Converts the master CSV (breaks down years by institution, sex, and race/ethnicity for grad students and postdoctorates) into two tree-based dictionaries: one for grad students and one for postdocs. Each dictionary is pickled.

In [1]:
import pickle
import pandas as pd

In [33]:
# Converts a dataframe into a nested dictionary
# https://stackoverflow.com/questions/19798112/convert-pandas-dataframe-to-a-nested-dict
def recur_dictify(frame):
    if len(frame.columns) == 1:
        if frame.values.size == 1: return frame.values[0][0]
        return frame.values.squeeze()
    grouped = frame.groupby(frame.columns[0])
    d = {k: recur_dictify(g.ix[:,1:]) for k,g in grouped}
    return d

In [46]:
def pickle_general():
    df = pd.read_csv(
        f'../data/Sex.csv', 
        thousands=',',
        header=6, # starting at 6th row
        skipfooter=6, # ignore last 4 lines of data (footer)
        engine='python', # default pandas engine does not support skipfooter
        index_col=False, # don't use first column (year) as dataframe index
        names = ['Year', 'Institution Name', 'Sex', 'Postdoctorates', 'Graduate Students']
    )

    # Delete some aggregate values we don't need for this analysis
    df = df[ df['Institution Name'] != 'Total for selected values' ]

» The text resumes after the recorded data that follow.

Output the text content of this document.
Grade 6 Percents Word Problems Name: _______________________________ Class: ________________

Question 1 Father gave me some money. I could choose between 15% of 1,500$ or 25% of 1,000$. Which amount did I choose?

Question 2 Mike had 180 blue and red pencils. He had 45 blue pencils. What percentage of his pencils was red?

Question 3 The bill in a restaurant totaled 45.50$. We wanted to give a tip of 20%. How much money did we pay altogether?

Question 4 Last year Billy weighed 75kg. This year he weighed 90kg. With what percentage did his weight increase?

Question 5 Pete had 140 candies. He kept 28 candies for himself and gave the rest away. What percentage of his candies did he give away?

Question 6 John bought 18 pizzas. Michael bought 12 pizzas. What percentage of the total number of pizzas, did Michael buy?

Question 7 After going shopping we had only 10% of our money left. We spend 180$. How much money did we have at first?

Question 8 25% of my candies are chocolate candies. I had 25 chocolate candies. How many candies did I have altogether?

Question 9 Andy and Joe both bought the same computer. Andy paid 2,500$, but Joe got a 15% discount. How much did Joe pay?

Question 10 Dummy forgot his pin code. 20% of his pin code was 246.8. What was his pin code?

    # Rename all instances of 'Columbia Univ in the City of New York'
    # to 'Columbia University in the City of New York'
    df['Institution Name'] = df['Institution Name'].str.replace(
        'Columbia Univ in the City of New York', 
        'Columbia University in the City of New York'
    )

    with open(f'../data/Sex_Postdoctorates.p', 'wb') as f:
        postdocs = df.drop('Graduate Students', 1)
        pickle.dump(recur_dictify(postdocs), f)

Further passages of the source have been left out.